Gibney wins Best Doc Oscar

By:
February 25, 2008 05:36 PM

Taxi to the Dark Side, directed by Saville Productions' Alex Gibney (Enron: The Smartest Guys in the Room), took home the statuette for the best documentary Academy Award last night. The film, which took top doc honors at both the Tribeca and Chicago film festivals, uses the death of an Afghan taxi driver as a starting point for a more in-depth examination of American torture policy and the treatment of prisoners captured in Iraq and Afghanistan. The film is Version2 editor Sloane Klevin's first foray into feature documentary territory. We spoke to Klevin about the film when it won the top doc award at Tribeca last July. Klevin watched the Oscar ceremony from New York, having given her ticket to producer Blair Foster, who Klevin said had worked incredibly hard on the film but wasn't nominated because of the Academy's limit on nomination producers.
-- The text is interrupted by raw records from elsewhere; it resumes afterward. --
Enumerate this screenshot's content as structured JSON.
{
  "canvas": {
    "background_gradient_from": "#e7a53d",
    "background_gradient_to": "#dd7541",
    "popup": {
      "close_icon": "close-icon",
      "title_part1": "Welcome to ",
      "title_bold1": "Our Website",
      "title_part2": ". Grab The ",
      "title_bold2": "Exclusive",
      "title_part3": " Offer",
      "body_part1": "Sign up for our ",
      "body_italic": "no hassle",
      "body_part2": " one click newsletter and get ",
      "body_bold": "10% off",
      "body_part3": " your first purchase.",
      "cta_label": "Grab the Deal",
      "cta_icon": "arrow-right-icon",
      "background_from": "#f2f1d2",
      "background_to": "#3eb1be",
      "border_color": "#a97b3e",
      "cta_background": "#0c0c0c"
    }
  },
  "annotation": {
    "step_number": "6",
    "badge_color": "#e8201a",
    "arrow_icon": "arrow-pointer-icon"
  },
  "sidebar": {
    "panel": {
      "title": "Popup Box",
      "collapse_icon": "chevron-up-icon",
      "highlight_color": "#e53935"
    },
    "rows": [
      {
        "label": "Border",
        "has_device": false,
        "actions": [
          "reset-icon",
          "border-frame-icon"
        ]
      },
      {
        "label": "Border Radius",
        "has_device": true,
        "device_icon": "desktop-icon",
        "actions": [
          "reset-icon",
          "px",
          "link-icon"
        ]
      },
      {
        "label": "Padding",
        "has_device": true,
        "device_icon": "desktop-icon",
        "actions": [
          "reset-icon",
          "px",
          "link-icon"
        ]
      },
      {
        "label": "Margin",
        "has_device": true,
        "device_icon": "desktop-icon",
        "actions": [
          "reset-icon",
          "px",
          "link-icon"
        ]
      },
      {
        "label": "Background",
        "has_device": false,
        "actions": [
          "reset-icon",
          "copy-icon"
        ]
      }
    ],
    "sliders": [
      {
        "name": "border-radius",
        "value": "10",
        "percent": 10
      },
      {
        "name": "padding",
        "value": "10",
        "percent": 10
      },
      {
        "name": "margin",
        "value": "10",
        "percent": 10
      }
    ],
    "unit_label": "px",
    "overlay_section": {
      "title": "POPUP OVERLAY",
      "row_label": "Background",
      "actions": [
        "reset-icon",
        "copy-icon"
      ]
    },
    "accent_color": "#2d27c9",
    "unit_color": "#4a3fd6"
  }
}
The New York-based editor's first reaction to the win was shock. "I really didn't expect it," she said. "I thought it would be No End in Sight or War/Dance so I went crazy when Tom Hanks said Taxi to the Dark Side. Alex had a feeling we might win, so he had called me earlier in the day to thank me profusely for my work on the film. He told me that you only get 60 seconds from the time they announce your name. So if he won, he planned to make a political statement with his time and not thank anyone." Gibney dedicated the film to his late father, a WWII Naval interrogator who was angered by the revelations of torture at U.S. prisons. Upon accepting the Oscar, Gibney said "Let's hope we can turn this country around." "I was glad he chose to do that," says Klevin. "That is the point of making this film. To keep this issue alive and get people to talk about it. Not to let people forget about what is going on, and to keep trying to get the American people to hold their leaders accountable for what is being done in our names! I'm really thrilled about the win and about HBO's decision to air the film before the November elections. I hope it continues to have an impact." Next month, Klevin will be leaving Version2 to launch the New York office of Santa Monica-based post company Union Editorial, where she will be will be a partner and editor.